I peered west at the horizon, caught a flicker of movement beyond the forest. Vehicles moving? I squinted harder. Emergency vehicles? I couldn't tell, but no one coming into Cape Rose State Park. Why should they? The park had evacuated as scheduled, and I probably hadn't been reported missing yet. From the position of the sun, I calculated the time at roughly two fifteen or two twenty. I doubted the rest of the class had reached school, with a zillion coastal residents heading for high ground at the same time. Eventually they'd realize I'd gotten left behind and send for help, but who knew when that would be? It might be hours from now.

Hours and hours with nothing to drink, and I was so thirsty now I could hardly stand it. And, contrary to that, I had to pee, and the latrines were a hundred yards away and at the bottom of the sea.

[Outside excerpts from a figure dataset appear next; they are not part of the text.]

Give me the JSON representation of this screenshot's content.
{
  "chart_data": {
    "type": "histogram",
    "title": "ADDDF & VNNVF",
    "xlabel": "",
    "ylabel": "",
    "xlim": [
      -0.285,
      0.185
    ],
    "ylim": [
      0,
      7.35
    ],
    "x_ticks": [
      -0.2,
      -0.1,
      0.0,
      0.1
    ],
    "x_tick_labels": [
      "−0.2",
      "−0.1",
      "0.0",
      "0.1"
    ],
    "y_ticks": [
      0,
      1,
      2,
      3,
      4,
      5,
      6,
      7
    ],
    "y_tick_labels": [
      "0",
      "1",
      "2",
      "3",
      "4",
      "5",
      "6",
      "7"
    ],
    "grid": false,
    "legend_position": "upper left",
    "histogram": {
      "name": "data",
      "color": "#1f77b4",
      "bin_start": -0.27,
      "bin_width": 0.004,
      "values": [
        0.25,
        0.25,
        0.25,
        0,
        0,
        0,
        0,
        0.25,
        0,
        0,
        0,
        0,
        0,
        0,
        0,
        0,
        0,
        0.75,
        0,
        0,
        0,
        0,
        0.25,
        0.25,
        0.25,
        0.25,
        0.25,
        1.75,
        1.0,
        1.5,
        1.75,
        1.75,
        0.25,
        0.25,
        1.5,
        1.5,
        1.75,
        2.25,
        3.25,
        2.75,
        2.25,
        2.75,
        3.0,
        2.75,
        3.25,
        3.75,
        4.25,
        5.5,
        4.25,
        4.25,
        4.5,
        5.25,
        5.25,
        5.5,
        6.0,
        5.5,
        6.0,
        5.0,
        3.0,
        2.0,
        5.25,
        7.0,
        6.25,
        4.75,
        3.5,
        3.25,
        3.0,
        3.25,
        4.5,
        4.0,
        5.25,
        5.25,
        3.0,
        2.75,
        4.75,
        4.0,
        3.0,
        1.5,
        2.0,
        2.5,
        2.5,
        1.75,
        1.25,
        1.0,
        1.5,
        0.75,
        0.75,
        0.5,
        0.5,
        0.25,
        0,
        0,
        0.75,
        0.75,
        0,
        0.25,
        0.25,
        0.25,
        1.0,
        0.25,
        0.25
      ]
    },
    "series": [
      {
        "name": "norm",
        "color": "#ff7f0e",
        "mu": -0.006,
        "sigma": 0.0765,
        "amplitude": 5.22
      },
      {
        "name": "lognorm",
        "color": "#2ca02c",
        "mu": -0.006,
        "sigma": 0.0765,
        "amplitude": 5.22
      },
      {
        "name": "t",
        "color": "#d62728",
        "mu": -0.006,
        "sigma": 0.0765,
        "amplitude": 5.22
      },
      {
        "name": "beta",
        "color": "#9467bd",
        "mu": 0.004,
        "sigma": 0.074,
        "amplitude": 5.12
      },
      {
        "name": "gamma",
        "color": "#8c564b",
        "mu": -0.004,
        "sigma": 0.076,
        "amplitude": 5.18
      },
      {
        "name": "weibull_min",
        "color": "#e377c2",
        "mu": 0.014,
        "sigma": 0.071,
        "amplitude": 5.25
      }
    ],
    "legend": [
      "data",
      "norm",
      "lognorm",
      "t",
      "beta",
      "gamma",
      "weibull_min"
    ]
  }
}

My cut throbbed with new vigor. I laid my head to rest on the rail and stood looking down, lost in thought, staring dully at the pale concrete between my feet and trying to ignore the rude, incessant chatter of the many happy seagulls scavenging the bay, when I became aware of another sound. The sound of a voice. Not my
inner
voice this time, which I hoped I'd never hear from again, but a human voice. For a second I thought I'd imagined it. I strained to listen. There it was again, coming from the campground. What was it saying?

I scanned the buildings, my foggy vision resting on the second floor of the torn-up Administrative Office slash Nurse's Quarters. It must have come from there, although
I couldn't detect a living soul among the rubbish. But maybe the person could see me.

“Ahoy there!” I shouted, jumping up and down and twirling my jacket around in a big circle over my head. “What did you say? I didn't quite catch it!”

I froze and listened intently. The response was faint, but the words were clear.

“Help! Somebody! Help!”

I recognized the speaker right away.

It was Sam Toselli
.

Chapter 29

So, the Bruise Brothers were here! I wasn't alone! And though I was still racked by thirst and a savage desire to pee … why, They probably were, too! There was comfort in that.

Then I got suspicious. I yelled, “I can't see you! Can you see me?” and nobody answered.
Is this a trap?
I wondered.
Are They luring me down there so They can finish me off and make it look like an accident?
A legitimate concern for a guy who'd recently been on the wrong end of a homicidal manhunt through the forest, but entirely unfounded. Because a moment later I heard a plaintive “Help! Please!” and there was anguish in Sam's voice. Genuine anguish. I was sure of it because there was often genuine anguish in my own voice, and I could easily spot a fake.